On 07/19/17 16:33, H. Peter Anvin wrote:
>>
>> I agree that it is odd but that's how the compiler generates code. I
>> will re-explore PIC options with mcmodel=small or medium, as mentioned
>> on other threads.
>
> Why should the way compiler generates code affect the way we do things
> in assembly?
>
> That being said, the compiler now has support for generating this kind
> of code explicitly via the __seg_gs pointer modifier. That should let
> us drop the __percpu_prefix and just use variables directly. I suspect
> we want to declare percpu variables as "volatile __seg_gs" to account
> for the possibility of CPU switches.
>
> Older compilers won't be able to work with this, of course, but I think
> that it is acceptable for those older compilers to not be able to
> support PIE.
>
Grump. It turns out that the compiler doesn't do the right thing for
symbols marked with the __seg_[fg]s markers. __thread does the right
thing, but __thread a) has %fs: hard-coded, still, and b) I believe can
still cache %seg:0 arbitrarily long.
-hpa
On 07/19/17 19:21, H. Peter Anvin wrote:
> On 07/19/17 16:33, H. Peter Anvin wrote:
>>>
>>> I agree that it is odd but that's how the compiler generates code. I
>>> will re-explore PIC options with mcmodel=small or medium, as mentioned
>>> on other threads.
>>
>> Why should the way compiler generates code affect the way we do things
>> in assembly?
>>
>> That being said, the compiler now has support for generating this kind
>> of code explicitly via the __seg_gs pointer modifier. That should let
>> us drop the __percpu_prefix and just use variables directly. I suspect
>> we want to declare percpu variables as "volatile __seg_gs" to account
>> for the possibility of CPU switches.
>>
>> Older compilers won't be able to work with this, of course, but I think
>> that it is acceptable for those older compilers to not be able to
>> support PIE.
>>
>
> Grump. It turns out that the compiler doesn't do the right thing for
> symbols marked with the __seg_[fg]s markers. __thread does the right
> thing, but __thread a) has %fs: hard-coded, still, and b) I believe can
> still cache %seg:0 arbitrarily long.
I filed this bug report for gcc:
https://gcc.gnu.org/bugzilla/show_bug.cgi?id=81490
It might still be possible to work around this by playing really ugly
games with __thread, but I haven't yet figured out how best to do that.
-hpa
On Wed, Jul 19, 2017 at 4:33 PM, H. Peter Anvin <[email protected]> wrote:
> On 07/19/17 11:26, Thomas Garnier wrote:
>> On Tue, Jul 18, 2017 at 8:08 PM, Brian Gerst <[email protected]> wrote:
>>> On Tue, Jul 18, 2017 at 6:33 PM, Thomas Garnier <[email protected]> wrote:
>>>> Perpcu uses a clever design where the .percu ELF section has a virtual
>>>> address of zero and the relocation code avoid relocating specific
>>>> symbols. It makes the code simple and easily adaptable with or without
>>>> SMP support.
>>>>
>>>> This design is incompatible with PIE because generated code always try to
>>>> access the zero virtual address relative to the default mapping address.

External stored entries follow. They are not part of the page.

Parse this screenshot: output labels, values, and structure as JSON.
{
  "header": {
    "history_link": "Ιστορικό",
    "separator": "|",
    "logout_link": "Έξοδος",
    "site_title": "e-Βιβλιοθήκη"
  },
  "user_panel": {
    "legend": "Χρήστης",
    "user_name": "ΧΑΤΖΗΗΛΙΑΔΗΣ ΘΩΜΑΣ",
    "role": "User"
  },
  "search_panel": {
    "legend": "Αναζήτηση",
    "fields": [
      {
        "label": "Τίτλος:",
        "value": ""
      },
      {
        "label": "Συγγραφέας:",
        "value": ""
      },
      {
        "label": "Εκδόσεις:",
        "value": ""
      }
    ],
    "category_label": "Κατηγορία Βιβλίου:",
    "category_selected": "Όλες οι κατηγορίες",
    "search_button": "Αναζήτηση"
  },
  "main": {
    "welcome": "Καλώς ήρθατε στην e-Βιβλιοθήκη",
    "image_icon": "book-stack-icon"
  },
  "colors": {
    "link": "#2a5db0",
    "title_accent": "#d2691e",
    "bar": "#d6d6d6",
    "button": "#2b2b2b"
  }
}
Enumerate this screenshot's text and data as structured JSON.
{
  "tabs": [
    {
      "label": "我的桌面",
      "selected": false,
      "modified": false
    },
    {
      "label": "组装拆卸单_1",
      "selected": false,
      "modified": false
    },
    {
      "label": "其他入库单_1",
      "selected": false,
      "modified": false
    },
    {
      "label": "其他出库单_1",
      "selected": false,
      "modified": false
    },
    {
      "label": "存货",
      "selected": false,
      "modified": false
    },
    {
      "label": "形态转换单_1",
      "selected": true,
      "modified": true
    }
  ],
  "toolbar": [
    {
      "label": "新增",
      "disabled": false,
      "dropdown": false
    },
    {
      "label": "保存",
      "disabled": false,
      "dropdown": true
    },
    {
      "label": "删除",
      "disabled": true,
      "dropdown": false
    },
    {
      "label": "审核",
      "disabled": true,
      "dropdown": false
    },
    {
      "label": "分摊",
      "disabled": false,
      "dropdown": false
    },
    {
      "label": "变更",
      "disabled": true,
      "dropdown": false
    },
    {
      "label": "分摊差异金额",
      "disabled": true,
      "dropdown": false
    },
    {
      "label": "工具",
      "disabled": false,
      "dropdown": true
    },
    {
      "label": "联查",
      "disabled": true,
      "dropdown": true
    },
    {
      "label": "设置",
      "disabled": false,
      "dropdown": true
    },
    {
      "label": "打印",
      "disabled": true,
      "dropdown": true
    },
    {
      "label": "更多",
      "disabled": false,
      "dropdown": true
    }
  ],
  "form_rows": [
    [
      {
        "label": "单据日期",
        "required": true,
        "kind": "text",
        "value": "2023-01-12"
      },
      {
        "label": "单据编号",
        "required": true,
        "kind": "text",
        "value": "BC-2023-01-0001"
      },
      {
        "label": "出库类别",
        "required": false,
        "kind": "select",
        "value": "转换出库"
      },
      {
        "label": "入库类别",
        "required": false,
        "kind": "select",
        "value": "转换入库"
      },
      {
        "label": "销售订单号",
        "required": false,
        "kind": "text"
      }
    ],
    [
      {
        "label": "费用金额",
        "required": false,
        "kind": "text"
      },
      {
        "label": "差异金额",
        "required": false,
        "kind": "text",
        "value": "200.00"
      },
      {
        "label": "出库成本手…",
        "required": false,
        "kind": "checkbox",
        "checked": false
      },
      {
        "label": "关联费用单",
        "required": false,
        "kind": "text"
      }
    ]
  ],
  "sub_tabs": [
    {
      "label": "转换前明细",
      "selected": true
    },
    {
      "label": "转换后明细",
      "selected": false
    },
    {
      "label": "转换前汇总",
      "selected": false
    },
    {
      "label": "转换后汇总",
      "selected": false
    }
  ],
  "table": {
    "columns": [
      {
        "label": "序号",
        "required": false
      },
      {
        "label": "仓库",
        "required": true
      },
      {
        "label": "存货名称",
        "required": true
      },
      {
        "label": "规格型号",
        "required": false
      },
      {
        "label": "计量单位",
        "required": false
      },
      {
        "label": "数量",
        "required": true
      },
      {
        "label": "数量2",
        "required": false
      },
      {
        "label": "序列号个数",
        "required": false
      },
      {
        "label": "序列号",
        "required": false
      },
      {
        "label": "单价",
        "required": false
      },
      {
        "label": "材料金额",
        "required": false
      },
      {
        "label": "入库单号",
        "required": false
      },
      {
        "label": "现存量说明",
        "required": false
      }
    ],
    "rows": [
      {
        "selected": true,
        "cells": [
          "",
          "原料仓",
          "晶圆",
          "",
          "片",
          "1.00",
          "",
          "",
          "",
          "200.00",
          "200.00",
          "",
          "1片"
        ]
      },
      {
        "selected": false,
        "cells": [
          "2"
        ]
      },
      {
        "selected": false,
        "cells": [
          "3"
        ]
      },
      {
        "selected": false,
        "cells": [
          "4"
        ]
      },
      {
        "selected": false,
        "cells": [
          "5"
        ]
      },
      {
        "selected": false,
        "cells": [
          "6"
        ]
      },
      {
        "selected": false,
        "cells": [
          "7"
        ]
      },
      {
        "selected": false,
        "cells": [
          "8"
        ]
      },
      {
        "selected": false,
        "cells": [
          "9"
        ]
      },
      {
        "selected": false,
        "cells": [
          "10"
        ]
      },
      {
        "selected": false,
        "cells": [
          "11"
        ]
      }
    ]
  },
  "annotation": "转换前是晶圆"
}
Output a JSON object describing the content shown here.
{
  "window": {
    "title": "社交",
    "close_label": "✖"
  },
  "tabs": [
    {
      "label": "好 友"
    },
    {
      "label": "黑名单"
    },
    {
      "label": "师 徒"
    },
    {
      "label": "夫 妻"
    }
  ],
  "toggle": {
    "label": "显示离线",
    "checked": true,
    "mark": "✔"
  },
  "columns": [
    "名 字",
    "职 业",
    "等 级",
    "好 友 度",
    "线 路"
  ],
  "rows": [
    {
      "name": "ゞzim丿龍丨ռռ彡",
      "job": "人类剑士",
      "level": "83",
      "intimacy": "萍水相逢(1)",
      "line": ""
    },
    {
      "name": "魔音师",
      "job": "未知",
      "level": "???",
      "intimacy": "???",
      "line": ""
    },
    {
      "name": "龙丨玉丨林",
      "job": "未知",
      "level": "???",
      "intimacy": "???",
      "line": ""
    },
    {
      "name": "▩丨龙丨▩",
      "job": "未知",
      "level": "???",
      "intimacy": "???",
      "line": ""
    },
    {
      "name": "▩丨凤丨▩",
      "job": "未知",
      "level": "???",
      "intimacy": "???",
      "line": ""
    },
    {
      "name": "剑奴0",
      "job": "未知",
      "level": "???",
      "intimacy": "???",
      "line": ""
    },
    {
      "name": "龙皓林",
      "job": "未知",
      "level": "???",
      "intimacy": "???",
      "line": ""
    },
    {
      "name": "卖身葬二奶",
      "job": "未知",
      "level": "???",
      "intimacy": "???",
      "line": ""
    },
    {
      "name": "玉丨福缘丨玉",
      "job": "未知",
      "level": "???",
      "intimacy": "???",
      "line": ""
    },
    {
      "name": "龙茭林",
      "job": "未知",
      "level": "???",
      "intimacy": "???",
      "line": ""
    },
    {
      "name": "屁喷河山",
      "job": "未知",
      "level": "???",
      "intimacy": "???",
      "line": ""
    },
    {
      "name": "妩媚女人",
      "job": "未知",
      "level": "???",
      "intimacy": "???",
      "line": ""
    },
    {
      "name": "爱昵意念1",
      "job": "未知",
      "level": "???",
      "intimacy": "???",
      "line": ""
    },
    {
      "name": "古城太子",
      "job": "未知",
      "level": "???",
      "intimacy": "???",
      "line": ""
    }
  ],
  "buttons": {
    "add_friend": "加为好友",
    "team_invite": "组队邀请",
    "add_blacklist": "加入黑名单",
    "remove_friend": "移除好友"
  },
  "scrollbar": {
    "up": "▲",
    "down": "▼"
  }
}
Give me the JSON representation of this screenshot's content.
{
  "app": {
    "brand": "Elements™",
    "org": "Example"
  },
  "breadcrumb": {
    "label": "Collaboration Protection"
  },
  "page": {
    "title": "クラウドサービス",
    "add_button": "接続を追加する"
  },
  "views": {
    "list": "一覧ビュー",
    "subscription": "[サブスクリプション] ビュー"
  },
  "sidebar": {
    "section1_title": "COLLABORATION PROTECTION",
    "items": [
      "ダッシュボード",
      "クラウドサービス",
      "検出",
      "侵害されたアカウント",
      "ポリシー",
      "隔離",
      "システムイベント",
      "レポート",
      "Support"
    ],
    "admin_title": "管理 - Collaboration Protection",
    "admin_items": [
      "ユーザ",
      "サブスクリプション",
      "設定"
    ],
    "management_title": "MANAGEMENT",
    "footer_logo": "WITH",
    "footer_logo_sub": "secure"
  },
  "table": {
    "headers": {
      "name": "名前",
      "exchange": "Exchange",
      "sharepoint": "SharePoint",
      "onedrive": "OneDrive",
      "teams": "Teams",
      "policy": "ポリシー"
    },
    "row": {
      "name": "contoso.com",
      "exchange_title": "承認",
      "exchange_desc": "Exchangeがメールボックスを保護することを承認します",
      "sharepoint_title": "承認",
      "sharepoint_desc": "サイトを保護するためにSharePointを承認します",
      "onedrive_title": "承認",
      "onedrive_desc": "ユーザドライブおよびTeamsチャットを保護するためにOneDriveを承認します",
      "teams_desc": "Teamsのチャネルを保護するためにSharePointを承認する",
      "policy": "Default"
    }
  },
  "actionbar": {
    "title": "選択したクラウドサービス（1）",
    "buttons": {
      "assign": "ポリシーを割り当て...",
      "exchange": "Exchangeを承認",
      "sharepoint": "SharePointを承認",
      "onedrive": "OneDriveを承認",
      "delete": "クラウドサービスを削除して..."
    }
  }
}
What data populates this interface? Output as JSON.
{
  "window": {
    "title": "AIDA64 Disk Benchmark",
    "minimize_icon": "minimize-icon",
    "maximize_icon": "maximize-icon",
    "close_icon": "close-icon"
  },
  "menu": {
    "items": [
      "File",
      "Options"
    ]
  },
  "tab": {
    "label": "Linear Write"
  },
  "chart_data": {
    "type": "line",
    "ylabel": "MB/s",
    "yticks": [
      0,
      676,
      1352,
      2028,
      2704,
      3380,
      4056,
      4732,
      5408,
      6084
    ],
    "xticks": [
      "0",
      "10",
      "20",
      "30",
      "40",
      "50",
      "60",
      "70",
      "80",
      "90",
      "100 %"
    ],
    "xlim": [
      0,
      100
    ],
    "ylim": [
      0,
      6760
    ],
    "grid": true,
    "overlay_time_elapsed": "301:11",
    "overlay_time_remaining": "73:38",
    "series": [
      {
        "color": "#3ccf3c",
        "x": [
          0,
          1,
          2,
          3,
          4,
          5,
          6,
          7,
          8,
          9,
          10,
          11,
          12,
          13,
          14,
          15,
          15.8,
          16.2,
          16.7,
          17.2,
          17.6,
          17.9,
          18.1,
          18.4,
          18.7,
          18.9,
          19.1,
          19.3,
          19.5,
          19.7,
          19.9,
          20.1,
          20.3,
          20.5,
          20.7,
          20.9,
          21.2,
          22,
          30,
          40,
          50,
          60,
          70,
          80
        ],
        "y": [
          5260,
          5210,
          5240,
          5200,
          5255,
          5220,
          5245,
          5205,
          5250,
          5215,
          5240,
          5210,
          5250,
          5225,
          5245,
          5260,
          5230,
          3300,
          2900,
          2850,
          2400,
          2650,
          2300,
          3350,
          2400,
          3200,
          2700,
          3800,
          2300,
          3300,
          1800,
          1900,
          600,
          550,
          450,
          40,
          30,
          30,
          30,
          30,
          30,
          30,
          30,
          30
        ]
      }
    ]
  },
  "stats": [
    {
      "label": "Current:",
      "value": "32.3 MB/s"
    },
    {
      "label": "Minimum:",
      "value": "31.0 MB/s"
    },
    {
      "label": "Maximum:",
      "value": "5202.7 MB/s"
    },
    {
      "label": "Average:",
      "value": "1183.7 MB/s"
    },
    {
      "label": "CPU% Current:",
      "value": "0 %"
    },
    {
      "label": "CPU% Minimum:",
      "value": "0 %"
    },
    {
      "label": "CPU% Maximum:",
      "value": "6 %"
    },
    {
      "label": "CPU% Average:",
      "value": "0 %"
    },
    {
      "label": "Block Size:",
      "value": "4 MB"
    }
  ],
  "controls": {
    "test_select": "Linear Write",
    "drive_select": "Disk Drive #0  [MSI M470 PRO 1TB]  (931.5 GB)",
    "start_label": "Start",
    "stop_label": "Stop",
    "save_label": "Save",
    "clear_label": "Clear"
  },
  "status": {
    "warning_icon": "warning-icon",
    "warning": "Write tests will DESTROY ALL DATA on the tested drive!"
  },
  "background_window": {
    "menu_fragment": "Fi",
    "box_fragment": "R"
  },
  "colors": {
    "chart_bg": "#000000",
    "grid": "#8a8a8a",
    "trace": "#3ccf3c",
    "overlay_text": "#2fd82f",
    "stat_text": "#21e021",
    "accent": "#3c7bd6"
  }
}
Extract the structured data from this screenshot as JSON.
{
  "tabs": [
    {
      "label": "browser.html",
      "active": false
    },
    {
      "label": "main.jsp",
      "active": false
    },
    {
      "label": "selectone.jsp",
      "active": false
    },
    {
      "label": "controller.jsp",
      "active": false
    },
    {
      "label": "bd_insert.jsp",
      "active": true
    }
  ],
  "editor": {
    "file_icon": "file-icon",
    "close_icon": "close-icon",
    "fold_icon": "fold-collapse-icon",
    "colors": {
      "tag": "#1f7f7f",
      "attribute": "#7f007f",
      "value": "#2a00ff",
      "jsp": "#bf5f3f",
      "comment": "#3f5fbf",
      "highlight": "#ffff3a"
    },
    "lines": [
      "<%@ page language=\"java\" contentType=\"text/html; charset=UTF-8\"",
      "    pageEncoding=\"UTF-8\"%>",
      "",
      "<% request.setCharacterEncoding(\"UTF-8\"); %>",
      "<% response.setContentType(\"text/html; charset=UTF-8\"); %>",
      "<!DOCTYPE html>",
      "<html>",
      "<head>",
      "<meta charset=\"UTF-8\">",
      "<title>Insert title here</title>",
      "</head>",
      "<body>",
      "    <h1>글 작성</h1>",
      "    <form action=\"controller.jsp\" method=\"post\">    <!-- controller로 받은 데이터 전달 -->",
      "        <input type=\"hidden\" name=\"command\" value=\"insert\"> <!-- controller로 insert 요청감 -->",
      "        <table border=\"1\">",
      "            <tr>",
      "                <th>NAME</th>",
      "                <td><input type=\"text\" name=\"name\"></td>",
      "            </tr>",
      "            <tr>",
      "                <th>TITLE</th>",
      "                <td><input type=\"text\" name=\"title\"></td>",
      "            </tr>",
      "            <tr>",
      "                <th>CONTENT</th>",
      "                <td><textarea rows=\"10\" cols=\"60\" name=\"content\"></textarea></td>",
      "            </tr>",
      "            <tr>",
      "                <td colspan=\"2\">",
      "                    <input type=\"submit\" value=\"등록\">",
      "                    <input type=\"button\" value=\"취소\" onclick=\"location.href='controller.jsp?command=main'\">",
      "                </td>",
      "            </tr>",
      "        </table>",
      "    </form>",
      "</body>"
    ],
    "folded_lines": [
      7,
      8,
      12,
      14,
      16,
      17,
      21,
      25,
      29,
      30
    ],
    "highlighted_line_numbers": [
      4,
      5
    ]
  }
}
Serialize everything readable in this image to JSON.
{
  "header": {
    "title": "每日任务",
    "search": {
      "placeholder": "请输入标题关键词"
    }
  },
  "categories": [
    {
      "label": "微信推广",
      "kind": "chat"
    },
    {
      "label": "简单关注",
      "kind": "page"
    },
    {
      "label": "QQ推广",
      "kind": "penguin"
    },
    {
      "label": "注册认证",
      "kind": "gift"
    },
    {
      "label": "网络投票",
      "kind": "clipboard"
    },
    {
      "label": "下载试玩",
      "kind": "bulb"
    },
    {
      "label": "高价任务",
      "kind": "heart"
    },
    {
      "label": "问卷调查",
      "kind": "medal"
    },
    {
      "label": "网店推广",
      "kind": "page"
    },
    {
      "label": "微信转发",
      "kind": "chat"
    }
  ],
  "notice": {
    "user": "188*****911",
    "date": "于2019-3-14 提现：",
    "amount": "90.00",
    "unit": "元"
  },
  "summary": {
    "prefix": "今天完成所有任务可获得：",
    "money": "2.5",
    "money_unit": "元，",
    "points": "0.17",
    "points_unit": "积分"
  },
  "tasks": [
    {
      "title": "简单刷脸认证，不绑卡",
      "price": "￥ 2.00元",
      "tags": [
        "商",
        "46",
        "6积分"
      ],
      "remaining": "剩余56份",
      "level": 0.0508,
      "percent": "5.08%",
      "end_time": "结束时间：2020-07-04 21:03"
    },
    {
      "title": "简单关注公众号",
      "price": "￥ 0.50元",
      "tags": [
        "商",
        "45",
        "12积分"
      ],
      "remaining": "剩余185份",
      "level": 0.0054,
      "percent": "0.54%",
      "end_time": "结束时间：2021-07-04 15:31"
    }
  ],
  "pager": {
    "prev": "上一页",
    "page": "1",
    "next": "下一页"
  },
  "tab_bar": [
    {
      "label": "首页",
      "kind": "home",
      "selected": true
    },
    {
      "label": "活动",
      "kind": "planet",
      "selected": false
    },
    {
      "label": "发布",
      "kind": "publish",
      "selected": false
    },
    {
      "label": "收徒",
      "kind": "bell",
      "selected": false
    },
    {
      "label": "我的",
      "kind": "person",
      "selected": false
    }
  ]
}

>>>> It becomes impossible when KASLR is configured to go below -2G. This
>>>> patch solves this problem by removing the zero mapping and adapting the GS
>>>> base to be relative to the expected address. These changes are done only
>>>> when PIE is enabled. The original implementation is kept as-is
>>>> by default.
>>>
>>> The reason the per-cpu section is zero-based on x86-64 is to
>>> workaround GCC hardcoding the stack protector canary at %gs:40. So
>>> this patch is incompatible with CONFIG_STACK_PROTECTOR.
>>
>> Ok, that make sense. I don't want this feature to not work with
>> CONFIG_CC_STACKPROTECTOR*. One way to fix that would be adding a GDT
>> entry for gs so gs:40 points to the correct memory address and
>> gs:[rip+XX] works correctly through the MSR.
>
> What are you talking about? A GDT entry and the MSR do the same thing,
> except that a GDT entry is limited to an offset of 0-0xffffffff (which
> doesn't work for us, obviously.)
>
A GDT entry would allow gs:0x40 to be valid while all gs:[rip+XX]
addresses uses the MSR.
I didn't tested it but that was used on the RFG mitigation [1]. The fs
segment register was used for both thread storage and shadow stack.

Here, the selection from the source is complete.